La Conversation avec les fantômes de la vie

Car oui, on pourrait voir dans La Conversation, un album hanté. Par ceux qui sont partis, pour toujours parfois, ceux avec qui les chemins se sont séparés, ceux qui restent et à qui on a envie de dire tout l’amour qu’on leur porte.

Lenparrot se sert de sa musique pour faire perdurer la flamme de la vie, pour ranimer le passé et envisager le futur. C’est un album qui est traversé par l’existence, par les regrets parfois, par l’optimisme toujours.

C’est une conversation de soi à soi qui se joue dans nos oreilles, une histoire qui pourrait n’appartenir qu’à Lenparrot mais qu’il se décide à partager avec nous. Car au fond, ce qu’il raconte, on l’a tous vécu de manière plus ou moins directe dans nos existences et cette musique permet autant de soigner celui qui l’écrit que ceux qui iront l’écouter.

Si l’on devait résumer, on pourrait dire que La Conversation est un album pur.
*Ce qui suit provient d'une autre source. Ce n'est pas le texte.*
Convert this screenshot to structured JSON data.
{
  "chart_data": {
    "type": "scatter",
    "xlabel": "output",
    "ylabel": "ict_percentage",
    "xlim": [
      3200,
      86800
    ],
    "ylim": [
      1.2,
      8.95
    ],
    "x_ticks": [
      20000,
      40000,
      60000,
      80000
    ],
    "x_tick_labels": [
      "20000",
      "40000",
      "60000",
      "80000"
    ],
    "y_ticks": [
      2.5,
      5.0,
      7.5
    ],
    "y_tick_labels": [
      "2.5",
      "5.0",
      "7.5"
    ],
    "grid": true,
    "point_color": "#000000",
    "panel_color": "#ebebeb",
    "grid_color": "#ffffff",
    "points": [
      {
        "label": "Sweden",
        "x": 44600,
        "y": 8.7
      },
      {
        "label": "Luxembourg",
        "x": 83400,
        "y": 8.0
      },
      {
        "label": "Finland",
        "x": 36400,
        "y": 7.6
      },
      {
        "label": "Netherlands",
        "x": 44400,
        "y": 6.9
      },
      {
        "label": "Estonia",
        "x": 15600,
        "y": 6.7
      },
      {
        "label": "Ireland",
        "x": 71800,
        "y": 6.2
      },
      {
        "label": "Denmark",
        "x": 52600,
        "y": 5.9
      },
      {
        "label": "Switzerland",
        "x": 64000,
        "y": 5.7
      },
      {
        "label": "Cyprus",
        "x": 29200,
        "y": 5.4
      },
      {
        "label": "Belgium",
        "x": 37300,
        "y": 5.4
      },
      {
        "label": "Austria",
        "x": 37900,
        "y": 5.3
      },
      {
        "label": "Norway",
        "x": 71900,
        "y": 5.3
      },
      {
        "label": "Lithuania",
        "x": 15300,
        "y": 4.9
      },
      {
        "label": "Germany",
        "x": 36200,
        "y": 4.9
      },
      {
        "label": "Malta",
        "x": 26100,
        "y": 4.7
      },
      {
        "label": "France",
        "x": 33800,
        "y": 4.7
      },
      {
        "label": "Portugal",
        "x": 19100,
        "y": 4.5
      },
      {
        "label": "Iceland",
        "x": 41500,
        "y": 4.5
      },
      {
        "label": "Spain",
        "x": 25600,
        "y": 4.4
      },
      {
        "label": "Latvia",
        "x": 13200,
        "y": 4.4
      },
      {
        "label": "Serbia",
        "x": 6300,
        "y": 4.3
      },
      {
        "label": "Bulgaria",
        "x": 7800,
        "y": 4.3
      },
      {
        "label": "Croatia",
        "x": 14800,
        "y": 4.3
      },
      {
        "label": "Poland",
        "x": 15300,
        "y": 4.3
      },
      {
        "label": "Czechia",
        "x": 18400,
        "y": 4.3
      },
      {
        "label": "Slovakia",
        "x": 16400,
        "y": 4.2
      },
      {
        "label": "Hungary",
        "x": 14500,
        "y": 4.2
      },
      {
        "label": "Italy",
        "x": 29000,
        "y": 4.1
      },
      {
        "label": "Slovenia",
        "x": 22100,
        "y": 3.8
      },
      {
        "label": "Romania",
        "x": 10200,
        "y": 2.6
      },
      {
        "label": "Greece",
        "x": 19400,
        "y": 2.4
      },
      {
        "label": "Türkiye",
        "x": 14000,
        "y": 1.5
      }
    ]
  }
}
Un élan de tendresse où la gravité surgit pour devenir une amie qui nous accompagnera sans nous faire peur. Avec ce troisième album, Lenparrot prouve à ceux qui en doutaient encore qu’il est un immense auteur/compositeur. Un artiste majuscule qui n’est jamais aussi bon que quand il se fait confiance et qu’il laisse les autres habiter sa maison. Car La Conversation est une histoire qui se joue à plusieurs. On ne peut que vous inviter à y prendre part.